As you’ll be able to see from the screenshot above, the store_primary_category column now has a better non-null depend. However let’s double-check with this code.
df["store_primary_category"].isna().sum()
Right here is the output displaying the variety of NaN values. It’s zero; we removed all of them.
And let’s see the dataset after the imputation.
// Dropping Remaining NaNs
Within the earlier step, we corrected the store_primary_category, however did you discover one thing? The non-null counts throughout the columns nonetheless don’t match!
It is a clear signal that we’re nonetheless coping with lacking values in some a part of the dataset. Now, on the subject of information cleansing, we’ve got two choices:
- Fill these lacking values
- Drop them
On condition that this dataset comprises almost 200,000 rows, we are able to afford to lose some. With smaller datasets, you’d should be extra cautious. In that case, it’s advisable to research every column, set up requirements (determine how lacking values will likely be stuffed—utilizing the imply, median, most frequent worth, or domain-specific defaults), after which fill them.
To take away the NaNs, we are going to use the dropna() technique from the pandas library. We’re setting inplace=True to use the modifications on to the DataFrame with no need to assign it once more. Let’s see the dataset at this level.
Right here is the code.
df.dropna(inplace=True)
df.data()
Right here is the output.
As you’ll be able to see from the screenshot above, every column now has the identical variety of non-null values.
Let’s see the dataset after all of the modifications.
// What Can You Do Subsequent?
Now that we’ve got a clear dataset, right here are some things you are able to do subsequent:
- Carry out EDA to know supply patterns.
- Engineer new options like supply hours or busy dashers ratio so as to add extra which means to your evaluation.
- Analyze correlations between variables to extend your mannequin’s efficiency.
- Construct completely different regression fashions and discover the best-performing mannequin.

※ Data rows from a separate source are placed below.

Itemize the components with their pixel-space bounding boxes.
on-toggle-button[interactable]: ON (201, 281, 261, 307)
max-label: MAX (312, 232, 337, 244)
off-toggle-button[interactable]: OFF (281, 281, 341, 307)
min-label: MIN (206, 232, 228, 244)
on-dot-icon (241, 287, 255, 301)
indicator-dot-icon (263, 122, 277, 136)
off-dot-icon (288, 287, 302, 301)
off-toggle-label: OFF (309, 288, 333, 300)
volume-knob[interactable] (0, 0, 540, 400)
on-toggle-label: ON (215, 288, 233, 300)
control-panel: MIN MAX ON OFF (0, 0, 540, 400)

- Predict the supply length with the best-performing mannequin.
# Remaining Ideas
On this article, we’ve got cleaned the real-life dataset from DoorDash by addressing frequent information high quality points, resembling fixing incorrect information varieties and dealing with lacking values. We constructed a easy information cleansing pipeline tailor-made to this information undertaking and explored potential subsequent steps.
Actual-world datasets could be messier than you assume, however there are additionally many strategies and methods to unravel these points. Thanks for studying!
Nate Rosidi is an information scientist and in product technique. He is additionally an adjunct professor educating analytics, and is the founding father of StrataScratch, a platform serving to information scientists put together for his or her interviews with actual interview questions from prime corporations. Nate writes on the most recent developments within the profession market, offers interview recommendation, shares information science initiatives, and covers every part SQL.